1. [SPARK-24630] Support SQLStreaming in Spark
      This patch defines the Table API for StructStreaming
2. [SPARK-25937] Support user-defined schema in Kafka Source & Sink
      This patch make user easier to work with StructStreaming
3. SS supports dynamic partition scheduling 
       SS uses the serial execution engine, which means, SS can not catch up
with data output effectively when back pressure or computing speed is
reduced. If the dynamic partition scheduling for SS can be realized, the
partition number will be automatically increased when needed, then SS can
effectively catch up with the calculation speed.The main idea is to replace
time with computing resources.



--
Sent from: http://apache-spark-developers-list.1001551.n3.nabble.com/

---------------------------------------------------------------------
To unsubscribe e-mail: dev-unsubscribe@spark.apache.org

Re: Plan on Structured Streaming in next major/minor release?

Posted by Jungtaek Lim <ka...@gmail.com>.

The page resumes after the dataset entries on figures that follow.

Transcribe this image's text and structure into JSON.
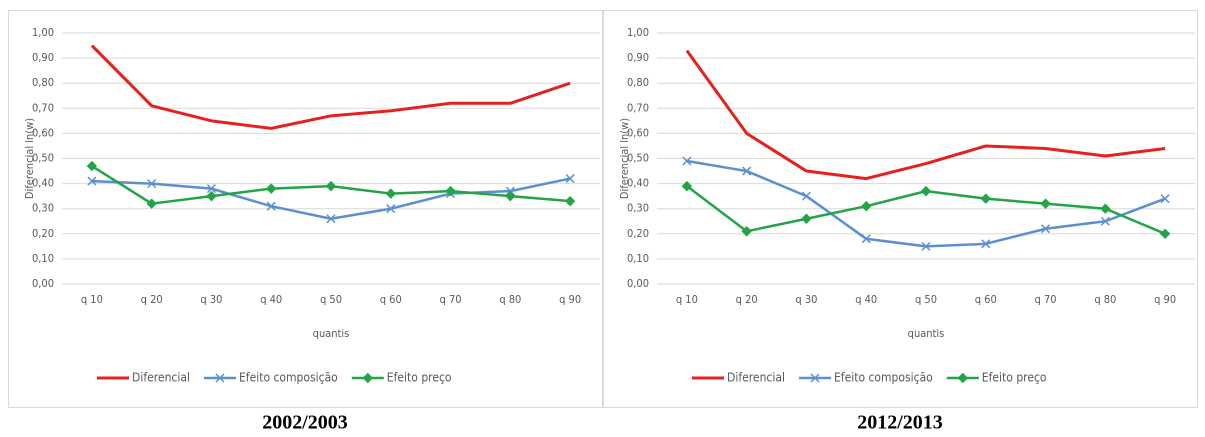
{
  "chart_data": [
    {
      "type": "line",
      "title": "2002/2003",
      "y_label": "Diferencial ln(w)",
      "x_label": "quantis",
      "categories": [
        "q 10",
        "q 20",
        "q 30",
        "q 40",
        "q 50",
        "q 60",
        "q 70",
        "q 80",
        "q 90"
      ],
      "ylim": [
        0,
        1
      ],
      "yticks": [
        {
          "value": 0,
          "label": "0,00"
        },
        {
          "value": 0.1,
          "label": "0,10"
        },
        {
          "value": 0.2,
          "label": "0,20"
        },
        {
          "value": 0.3,
          "label": "0,30"
        },
        {
          "value": 0.4,
          "label": "0,40"
        },
        {
          "value": 0.5,
          "label": "0,50"
        },
        {
          "value": 0.6,
          "label": "0,60"
        },
        {
          "value": 0.7,
          "label": "0,70"
        },
        {
          "value": 0.8,
          "label": "0,80"
        },
        {
          "value": 0.9,
          "label": "0,90"
        },
        {
          "value": 1,
          "label": "1,00"
        }
      ],
      "grid": true,
      "legend": "bottom",
      "series": [
        {
          "name": "Diferencial",
          "color": "#e5201d",
          "marker": "none",
          "values": [
            0.95,
            0.71,
            0.65,
            0.62,
            0.67,
            0.69,
            0.72,
            0.72,
            0.8
          ]
        },
        {
          "name": "Efeito composição",
          "color": "#5b8fd0",
          "marker": "x",
          "values": [
            0.41,
            0.4,
            0.38,
            0.31,
            0.26,
            0.3,
            0.36,
            0.37,
            0.42
          ]
        },
        {
          "name": "Efeito preço",
          "color": "#22a447",
          "marker": "diamond",
          "values": [
            0.47,
            0.32,
            0.35,
            0.38,
            0.39,
            0.36,
            0.37,
            0.35,
            0.33
          ]
        }
      ]
    },
    {
      "type": "line",
      "title": "2012/2013",
      "y_label": "Diferencial ln(w)",
      "x_label": "quantis",
      "categories": [
        "q 10",
        "q 20",
        "q 30",
        "q 40",
        "q 50",
        "q 60",
        "q 70",
        "q 80",
        "q 90"
      ],
      "ylim": [
        0,
        1
      ],
      "yticks": [
        {
          "value": 0,
          "label": "0,00"
        },
        {
          "value": 0.1,
          "label": "0,10"
        },
        {
          "value": 0.2,
          "label": "0,20"
        },
        {
          "value": 0.3,
          "label": "0,30"
        },
        {
          "value": 0.4,
          "label": "0,40"
        },
        {
          "value": 0.5,
          "label": "0,50"
        },
        {
          "value": 0.6,
          "label": "0,60"
        },
        {
          "value": 0.7,
          "label": "0,70"
        },
        {
          "value": 0.8,
          "label": "0,80"
        },
        {
          "value": 0.9,
          "label": "0,90"
        },
        {
          "value": 1,
          "label": "1,00"
        }
      ],
      "grid": true,
      "legend": "bottom",
      "series": [
        {
          "name": "Diferencial",
          "color": "#e5201d",
          "marker": "none",
          "values": [
            0.93,
            0.6,
            0.45,
            0.42,
            0.48,
            0.55,
            0.54,
            0.51,
            0.54
          ]
        },
        {
          "name": "Efeito composição",
          "color": "#5b8fd0",
          "marker": "x",
          "values": [
            0.49,
            0.45,
            0.35,
            0.18,
            0.15,
            0.16,
            0.22,
            0.25,
            0.34
          ]
        },
        {
          "name": "Efeito preço",
          "color": "#22a447",
          "marker": "diamond",
          "values": [
            0.39,
            0.21,
            0.26,
            0.31,
            0.37,
            0.34,
            0.32,
            0.3,
            0.2
          ]
        }
      ]
    }
  ]
}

My 2 cents, "micro-batch" is the way how Spark handles stream, not a
semantic we are considering. Semantically and ideally, same SQL query
should provide same result between batch and streaming except late events
once the operations in query are supported.

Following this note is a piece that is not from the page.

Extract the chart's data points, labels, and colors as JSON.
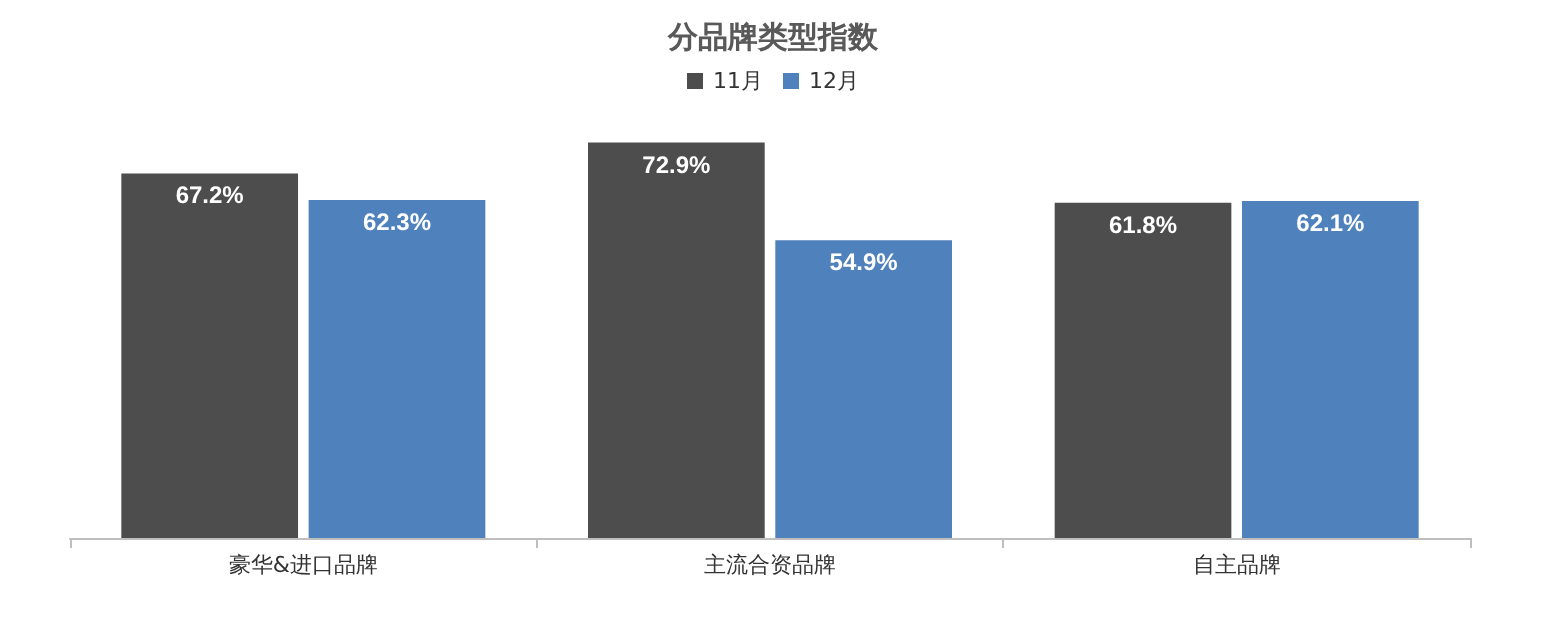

2018년 11월 2일 (금) 오후 3:54, kant kodali <ka...@gmail.com>님이 작성:

> If I can add one thing to this list I would say stateless aggregations
> using Raw SQL.
>
> For example: As I read micro-batches from Kafka I want to do say a count
> of that micro batch and spit it out using Raw SQL . (No Count aggregation
> across batches.)
>
>
>
> On Tue, Oct 30, 2018 at 4:55 PM Jungtaek Lim <ka...@gmail.com> wrote:
>
>> OK thanks for clarifying. I guess it is one of major features in
>> streaming area and nice to add, but also agree it would require huge
>> investigation.
>>
>> 2018년 10월 31일 (수) 오전 8:06, Michael Armbrust <mi...@databricks.com>님이
>> 작성:
>>
>>> Agree. Just curious, could you explain what do you mean by "negation"?
>>>> Does it mean applying retraction on aggregated?
>>>>
>>>
>>> Yeah exactly.  Our current streaming aggregation assumes that the input
>>> is in append-mode and multiple aggregations break this.
>>>
>>